In the midst of the fo'castle argument, Captain Bonnet sent for Jack Cockrell and told him:
"You are to keep out of harm's way, my young gamecock. I have undertaken to deliver you to your esteemed uncle with arms and legs intact, and your head on your shoulders."
"But I am lusty enough to poke about with a pike or serve at a gun tackle," protested the unhappy Master Cockrell.
"I expect you to obey me," was the stern mandate. "You will have company. This Joe Hawkridge is to stay with you."
"But he is a rare hand in a fight, Captain Bonnet. You should have seen him in the Plymouth Adventure."
"The boy is weak and all unstrung, though he carries it bravely, Jack. And Blackbeard's men would take special pains to kill him as a deserter."
By this humane verdict the two lads were shielded from peril, as far as it lay within Stede Bonnet's power. They should have felt grateful to him but on the contrary it made them quite peevish and they sulked by themselves up in the bow of the ship until it was time to eat again. Then their gnawing appetites persuaded them to forgive their considerate host.
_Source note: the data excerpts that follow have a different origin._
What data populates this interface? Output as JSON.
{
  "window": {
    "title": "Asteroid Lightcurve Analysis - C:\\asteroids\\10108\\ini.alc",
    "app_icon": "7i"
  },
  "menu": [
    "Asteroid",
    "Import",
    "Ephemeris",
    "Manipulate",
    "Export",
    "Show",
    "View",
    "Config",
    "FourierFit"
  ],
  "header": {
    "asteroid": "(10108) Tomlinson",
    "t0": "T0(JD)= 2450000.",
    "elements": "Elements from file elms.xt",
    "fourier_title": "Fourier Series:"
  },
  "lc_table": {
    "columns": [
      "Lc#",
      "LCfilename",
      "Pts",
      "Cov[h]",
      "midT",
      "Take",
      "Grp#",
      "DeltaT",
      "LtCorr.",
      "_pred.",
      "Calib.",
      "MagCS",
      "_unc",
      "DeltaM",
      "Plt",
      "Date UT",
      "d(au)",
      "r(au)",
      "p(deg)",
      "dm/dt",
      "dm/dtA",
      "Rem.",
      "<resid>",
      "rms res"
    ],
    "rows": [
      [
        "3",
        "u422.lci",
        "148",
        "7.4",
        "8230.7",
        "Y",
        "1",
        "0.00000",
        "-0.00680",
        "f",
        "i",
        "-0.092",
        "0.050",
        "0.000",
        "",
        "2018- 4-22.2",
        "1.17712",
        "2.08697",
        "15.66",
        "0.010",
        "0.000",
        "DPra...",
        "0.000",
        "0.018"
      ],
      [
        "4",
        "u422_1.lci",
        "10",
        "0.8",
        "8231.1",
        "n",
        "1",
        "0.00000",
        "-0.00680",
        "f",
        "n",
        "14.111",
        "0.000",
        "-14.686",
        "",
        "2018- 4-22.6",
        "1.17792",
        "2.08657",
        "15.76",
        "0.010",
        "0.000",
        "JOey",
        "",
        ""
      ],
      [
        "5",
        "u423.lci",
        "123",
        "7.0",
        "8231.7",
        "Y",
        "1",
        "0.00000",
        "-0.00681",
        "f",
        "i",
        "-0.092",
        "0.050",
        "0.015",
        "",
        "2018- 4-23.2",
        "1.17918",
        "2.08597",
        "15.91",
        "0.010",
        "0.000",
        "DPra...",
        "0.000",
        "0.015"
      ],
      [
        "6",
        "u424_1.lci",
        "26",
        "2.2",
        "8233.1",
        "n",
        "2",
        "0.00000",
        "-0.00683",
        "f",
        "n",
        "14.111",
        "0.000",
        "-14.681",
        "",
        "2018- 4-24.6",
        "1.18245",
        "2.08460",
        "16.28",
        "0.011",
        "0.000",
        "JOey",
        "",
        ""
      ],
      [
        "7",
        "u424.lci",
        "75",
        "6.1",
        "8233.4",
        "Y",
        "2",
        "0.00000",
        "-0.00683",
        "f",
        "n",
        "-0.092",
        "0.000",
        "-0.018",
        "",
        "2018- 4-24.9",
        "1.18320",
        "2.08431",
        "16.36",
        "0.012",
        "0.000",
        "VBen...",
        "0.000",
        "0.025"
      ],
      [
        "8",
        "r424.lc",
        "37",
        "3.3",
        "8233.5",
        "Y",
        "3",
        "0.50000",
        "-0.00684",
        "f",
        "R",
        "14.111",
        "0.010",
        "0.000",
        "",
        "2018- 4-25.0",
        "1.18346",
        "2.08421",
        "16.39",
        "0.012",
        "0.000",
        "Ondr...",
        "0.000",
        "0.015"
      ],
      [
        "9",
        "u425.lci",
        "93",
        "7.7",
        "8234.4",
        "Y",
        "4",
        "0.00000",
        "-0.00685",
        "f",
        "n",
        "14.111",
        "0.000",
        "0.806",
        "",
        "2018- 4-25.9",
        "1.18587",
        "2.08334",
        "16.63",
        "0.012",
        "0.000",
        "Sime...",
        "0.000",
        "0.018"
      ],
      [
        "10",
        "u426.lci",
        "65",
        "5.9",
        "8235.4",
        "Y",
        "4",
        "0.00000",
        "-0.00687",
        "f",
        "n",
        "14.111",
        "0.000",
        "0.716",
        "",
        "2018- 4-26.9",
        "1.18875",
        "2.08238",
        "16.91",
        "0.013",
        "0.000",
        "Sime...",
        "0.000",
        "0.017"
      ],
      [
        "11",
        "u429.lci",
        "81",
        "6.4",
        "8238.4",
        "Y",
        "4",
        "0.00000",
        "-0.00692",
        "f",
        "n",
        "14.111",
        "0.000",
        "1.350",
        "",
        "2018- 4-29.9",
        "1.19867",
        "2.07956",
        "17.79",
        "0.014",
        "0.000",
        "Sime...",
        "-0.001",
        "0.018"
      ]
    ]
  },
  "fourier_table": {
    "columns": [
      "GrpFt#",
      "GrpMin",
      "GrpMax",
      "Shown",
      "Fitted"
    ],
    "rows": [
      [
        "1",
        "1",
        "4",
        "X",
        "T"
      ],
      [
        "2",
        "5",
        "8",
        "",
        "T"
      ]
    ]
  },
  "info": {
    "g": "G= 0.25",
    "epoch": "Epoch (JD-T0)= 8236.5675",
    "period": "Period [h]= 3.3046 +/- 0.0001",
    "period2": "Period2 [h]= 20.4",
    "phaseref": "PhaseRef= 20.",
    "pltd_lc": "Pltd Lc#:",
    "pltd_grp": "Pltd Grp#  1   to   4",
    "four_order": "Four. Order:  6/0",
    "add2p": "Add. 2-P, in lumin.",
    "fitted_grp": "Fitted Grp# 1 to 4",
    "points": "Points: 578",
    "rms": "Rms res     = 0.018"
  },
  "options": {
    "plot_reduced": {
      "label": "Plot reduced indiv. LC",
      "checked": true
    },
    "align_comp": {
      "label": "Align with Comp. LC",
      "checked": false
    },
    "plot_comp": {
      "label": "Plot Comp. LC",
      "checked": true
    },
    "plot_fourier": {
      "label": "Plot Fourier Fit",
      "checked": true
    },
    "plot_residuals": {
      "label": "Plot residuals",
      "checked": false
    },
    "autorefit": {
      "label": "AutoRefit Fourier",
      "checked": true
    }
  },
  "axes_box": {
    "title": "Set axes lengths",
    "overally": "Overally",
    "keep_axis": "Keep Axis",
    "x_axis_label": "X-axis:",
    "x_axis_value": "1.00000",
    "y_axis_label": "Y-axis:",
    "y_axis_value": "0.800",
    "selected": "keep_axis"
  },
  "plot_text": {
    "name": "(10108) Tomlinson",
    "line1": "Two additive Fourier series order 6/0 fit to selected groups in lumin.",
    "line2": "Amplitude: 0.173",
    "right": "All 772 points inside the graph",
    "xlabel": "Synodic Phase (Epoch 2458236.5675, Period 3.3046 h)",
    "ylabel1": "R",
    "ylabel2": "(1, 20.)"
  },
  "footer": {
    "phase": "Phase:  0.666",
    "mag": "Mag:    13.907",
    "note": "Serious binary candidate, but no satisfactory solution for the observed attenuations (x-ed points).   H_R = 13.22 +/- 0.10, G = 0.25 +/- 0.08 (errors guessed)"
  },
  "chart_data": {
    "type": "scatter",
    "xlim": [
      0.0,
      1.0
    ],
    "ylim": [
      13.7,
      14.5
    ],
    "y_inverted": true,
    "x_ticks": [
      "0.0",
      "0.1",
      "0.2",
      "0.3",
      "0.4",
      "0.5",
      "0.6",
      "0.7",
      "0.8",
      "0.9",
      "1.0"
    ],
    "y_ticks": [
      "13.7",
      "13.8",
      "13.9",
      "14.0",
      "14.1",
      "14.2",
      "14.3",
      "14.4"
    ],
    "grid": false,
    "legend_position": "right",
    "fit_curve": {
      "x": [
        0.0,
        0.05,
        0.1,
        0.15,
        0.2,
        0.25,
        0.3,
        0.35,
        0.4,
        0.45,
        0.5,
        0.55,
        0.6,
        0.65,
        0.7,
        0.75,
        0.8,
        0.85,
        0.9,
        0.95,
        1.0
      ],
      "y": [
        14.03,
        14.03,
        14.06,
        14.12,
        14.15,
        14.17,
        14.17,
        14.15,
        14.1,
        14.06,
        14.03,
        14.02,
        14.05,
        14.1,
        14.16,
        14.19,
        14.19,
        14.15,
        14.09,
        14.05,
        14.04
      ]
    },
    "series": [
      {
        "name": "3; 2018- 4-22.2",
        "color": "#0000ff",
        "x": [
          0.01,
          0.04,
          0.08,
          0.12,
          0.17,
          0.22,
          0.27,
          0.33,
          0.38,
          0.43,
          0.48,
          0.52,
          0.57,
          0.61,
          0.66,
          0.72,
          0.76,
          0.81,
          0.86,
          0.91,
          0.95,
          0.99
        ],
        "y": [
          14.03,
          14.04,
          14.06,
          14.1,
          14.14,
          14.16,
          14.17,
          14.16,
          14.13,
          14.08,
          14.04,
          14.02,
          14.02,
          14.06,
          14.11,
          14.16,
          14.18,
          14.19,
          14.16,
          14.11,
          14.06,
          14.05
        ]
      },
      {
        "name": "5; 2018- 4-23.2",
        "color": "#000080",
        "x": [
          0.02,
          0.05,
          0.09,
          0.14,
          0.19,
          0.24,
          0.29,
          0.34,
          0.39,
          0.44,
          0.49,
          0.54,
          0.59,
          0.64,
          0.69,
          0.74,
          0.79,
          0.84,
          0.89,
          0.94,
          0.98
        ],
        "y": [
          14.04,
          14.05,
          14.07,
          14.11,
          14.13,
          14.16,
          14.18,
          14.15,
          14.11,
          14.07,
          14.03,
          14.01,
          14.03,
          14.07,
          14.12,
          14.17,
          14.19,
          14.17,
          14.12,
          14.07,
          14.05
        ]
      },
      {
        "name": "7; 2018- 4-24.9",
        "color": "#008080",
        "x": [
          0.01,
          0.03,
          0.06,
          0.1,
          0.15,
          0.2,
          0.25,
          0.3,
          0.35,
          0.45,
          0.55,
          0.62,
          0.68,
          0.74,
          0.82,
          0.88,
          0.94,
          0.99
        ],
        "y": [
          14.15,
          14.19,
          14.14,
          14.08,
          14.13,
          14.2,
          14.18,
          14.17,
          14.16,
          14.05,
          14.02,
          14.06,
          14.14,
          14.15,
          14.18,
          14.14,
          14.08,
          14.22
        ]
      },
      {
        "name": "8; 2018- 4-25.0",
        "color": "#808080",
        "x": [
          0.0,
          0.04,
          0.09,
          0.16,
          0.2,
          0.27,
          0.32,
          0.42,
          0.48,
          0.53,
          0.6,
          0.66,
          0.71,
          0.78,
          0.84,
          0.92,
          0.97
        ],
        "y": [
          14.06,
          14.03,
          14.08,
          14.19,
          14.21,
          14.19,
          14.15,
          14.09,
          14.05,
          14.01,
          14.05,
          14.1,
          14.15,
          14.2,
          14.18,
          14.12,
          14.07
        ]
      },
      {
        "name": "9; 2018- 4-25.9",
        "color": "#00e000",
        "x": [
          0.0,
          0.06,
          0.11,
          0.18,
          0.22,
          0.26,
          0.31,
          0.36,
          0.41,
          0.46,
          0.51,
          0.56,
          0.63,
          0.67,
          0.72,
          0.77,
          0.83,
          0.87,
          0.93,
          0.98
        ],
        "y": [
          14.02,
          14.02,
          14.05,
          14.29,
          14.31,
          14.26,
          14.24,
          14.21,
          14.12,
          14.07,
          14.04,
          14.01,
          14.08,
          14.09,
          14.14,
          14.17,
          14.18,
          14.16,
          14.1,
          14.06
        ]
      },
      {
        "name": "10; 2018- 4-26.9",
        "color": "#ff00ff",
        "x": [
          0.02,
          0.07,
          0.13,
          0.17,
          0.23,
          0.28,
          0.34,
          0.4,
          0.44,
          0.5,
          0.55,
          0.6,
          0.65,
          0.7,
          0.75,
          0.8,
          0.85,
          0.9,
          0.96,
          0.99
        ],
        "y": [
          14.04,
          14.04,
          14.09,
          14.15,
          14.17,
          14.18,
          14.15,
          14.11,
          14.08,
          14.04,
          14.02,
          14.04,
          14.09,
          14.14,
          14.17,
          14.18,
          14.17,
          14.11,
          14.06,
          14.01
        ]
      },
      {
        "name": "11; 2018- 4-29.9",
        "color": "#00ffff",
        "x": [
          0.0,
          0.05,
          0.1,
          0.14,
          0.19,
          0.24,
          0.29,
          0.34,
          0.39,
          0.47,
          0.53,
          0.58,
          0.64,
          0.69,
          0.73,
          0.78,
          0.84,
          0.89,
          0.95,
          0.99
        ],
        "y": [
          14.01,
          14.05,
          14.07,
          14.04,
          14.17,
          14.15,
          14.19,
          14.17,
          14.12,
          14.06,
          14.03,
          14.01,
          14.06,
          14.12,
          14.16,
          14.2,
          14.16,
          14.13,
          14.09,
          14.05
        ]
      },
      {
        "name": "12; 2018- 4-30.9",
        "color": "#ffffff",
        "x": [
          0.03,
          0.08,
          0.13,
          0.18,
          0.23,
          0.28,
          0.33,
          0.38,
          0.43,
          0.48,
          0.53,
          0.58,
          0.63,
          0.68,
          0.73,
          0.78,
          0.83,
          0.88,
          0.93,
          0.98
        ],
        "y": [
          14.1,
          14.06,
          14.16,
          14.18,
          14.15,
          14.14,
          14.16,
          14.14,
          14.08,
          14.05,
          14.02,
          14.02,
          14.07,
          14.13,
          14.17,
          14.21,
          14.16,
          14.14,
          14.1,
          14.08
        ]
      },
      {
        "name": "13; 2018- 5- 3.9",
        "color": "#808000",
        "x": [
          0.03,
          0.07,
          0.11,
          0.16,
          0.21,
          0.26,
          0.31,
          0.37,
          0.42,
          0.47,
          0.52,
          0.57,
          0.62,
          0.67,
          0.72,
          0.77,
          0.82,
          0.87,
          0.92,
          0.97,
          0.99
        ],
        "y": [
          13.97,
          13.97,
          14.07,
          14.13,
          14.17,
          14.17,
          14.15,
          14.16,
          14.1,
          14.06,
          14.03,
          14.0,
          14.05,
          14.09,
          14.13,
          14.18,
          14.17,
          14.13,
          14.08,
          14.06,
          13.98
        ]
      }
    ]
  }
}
The pirates moved about the deck until far into the night while the sparks flew from cutlass blades pressed to the whirling grindstone. Tubs were filled with hand-grenades and fire-pots, the deck strewn with sand, the magazine opened and powder passed up. Stede Bonnet was careful to see for himself that all things were in order. At such times he was a martinet of a soldier.
Anxiously he watched the weather signs, as did every seasoned sailor on board. It bade fair to be a bright morning with an easterly air and this would carry the brig into the harbor with the minimum danger of stranding if the lead were cast often enough. Joe Hawkridge and Jack Cockrell were of some assistance in explaining the marks and bearings of the channel, and Captain Bonnet consulted them over the chart unrolled upon the cabin table. He had made up his mind to sail the brig in and risk the hazards of shoal water. When he went on deck, Jack thought of a topic as thrilling as this imminent duel between ships and he remarked with joyous excitement:
"Now, Joe, as soon as ever Blackbeard gets his drubbing, we beg a boat and men and gear of Captain Bonnet and go up the creek to fish out the treasure chest and dig in the knoll."
"Hook your fish before you fry 'em," replied the sagacious apprentice-boy. "This scrummage with the Revenge will be no dancin' heel-and-toe. A bigger ship, more guns and men, and a Blackbeard who will fight like a demon when he's cornered. Crazy though he may be, he is the most dangerous pirate afloat."